I don’t know when I started using the snapshot, but I remember vividly when it was taken, where it was taken, and by whom it was taken.
Hap Wilson is his name and of course, Hap was a younger man then, too. Hap was, and is, about the most skilled and accomplished outdoorsman I have ever met. He was as at home in a canoe or in a tent as you or I are in a recliner watching the outdoor channel. He could carry on a conversation with a camp jay, tote a load big enough for two men, and bring a warm campfire to life in seconds.
One of the things I remember best about Hap is that he would drop his load of gear, set his canoe aside, and dig through a pile of boulders to recover a bottle cap or some other scrap that some careless wilderness traveler had dropped.
I met Hap during a fishing trip to Temagami, Ontario, sometime in the mid to late 1980s. I had gone to town to grab some supplies and spotted a canoe company sign that called out to be visited.
Hap and his wife at the time were there when I knocked, packing supplies for trippers who would rent canoe, gear, and food from the Wilsons. We talked for quite a while and hit it off well enough to set a future date for a wilderness canoe trip.
We would hunt for a speckled trout fishery good enough for Hap to market along with everything that anglers would need to reach the best spots.

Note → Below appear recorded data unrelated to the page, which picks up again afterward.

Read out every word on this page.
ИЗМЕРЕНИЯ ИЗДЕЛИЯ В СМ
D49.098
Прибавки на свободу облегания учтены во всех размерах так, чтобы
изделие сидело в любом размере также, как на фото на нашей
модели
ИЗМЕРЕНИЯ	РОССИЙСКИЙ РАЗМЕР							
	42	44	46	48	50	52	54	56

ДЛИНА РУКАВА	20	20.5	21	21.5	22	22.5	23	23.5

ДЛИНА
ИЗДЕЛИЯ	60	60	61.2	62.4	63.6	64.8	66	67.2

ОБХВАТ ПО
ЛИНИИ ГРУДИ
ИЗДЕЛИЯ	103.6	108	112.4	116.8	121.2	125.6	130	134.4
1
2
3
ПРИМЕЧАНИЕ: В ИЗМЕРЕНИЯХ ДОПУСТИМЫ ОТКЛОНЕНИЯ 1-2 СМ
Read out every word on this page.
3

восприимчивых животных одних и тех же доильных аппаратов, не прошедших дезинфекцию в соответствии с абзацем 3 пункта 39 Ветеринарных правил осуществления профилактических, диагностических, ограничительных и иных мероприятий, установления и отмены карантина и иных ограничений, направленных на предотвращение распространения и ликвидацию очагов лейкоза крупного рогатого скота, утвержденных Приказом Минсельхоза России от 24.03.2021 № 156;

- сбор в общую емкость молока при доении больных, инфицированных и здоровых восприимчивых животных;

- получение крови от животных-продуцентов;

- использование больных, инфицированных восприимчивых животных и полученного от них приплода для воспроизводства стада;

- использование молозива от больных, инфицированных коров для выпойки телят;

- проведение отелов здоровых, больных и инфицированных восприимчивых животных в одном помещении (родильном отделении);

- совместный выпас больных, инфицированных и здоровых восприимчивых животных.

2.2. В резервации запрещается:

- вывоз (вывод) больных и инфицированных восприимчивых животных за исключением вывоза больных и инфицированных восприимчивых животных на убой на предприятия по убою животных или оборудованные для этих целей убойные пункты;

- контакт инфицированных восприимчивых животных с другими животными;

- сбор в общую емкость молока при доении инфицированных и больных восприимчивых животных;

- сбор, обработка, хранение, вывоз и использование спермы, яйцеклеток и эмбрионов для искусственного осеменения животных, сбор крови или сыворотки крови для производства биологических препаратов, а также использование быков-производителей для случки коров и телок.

I especially liked the idea because of the potential photographs and story fodder it represented.
Fast forward one year and picture Hap and I lacing a Kevlar canoe to the struts of a float plane, which soon had us circling to land in a wide spot on the Lady Evelyn River several miles north of the tip of sprawling Lake Temagami.
During the next couple of days we portaged gear, rations, and canoe around the worst of water and fished our way south toward an arranged pick-up spot several miles downriver on the other side of countless waterfalls, rapids. It was a great experience with an amazing canoeist that ended up as stories in several newspapers and magazines.
It also produced the photograph that became a drawing which became the image readers have seen for a long time. The same print has graced some of Hap’s other illustration work, decorating maps and trail books defining the ancient trails of the wild region.
Hap, did the work. He is well known for his outdoor knowledge, his dedication and respect for the wilderness, and for his artistic talents.
But it is time to retire the drawing. It hurts, but it is time. Past time, I admit. Thus, I have forwarded a photograph that is more today than yesterday. Less hair, a lot less, more sag, more fishing behind than ahead.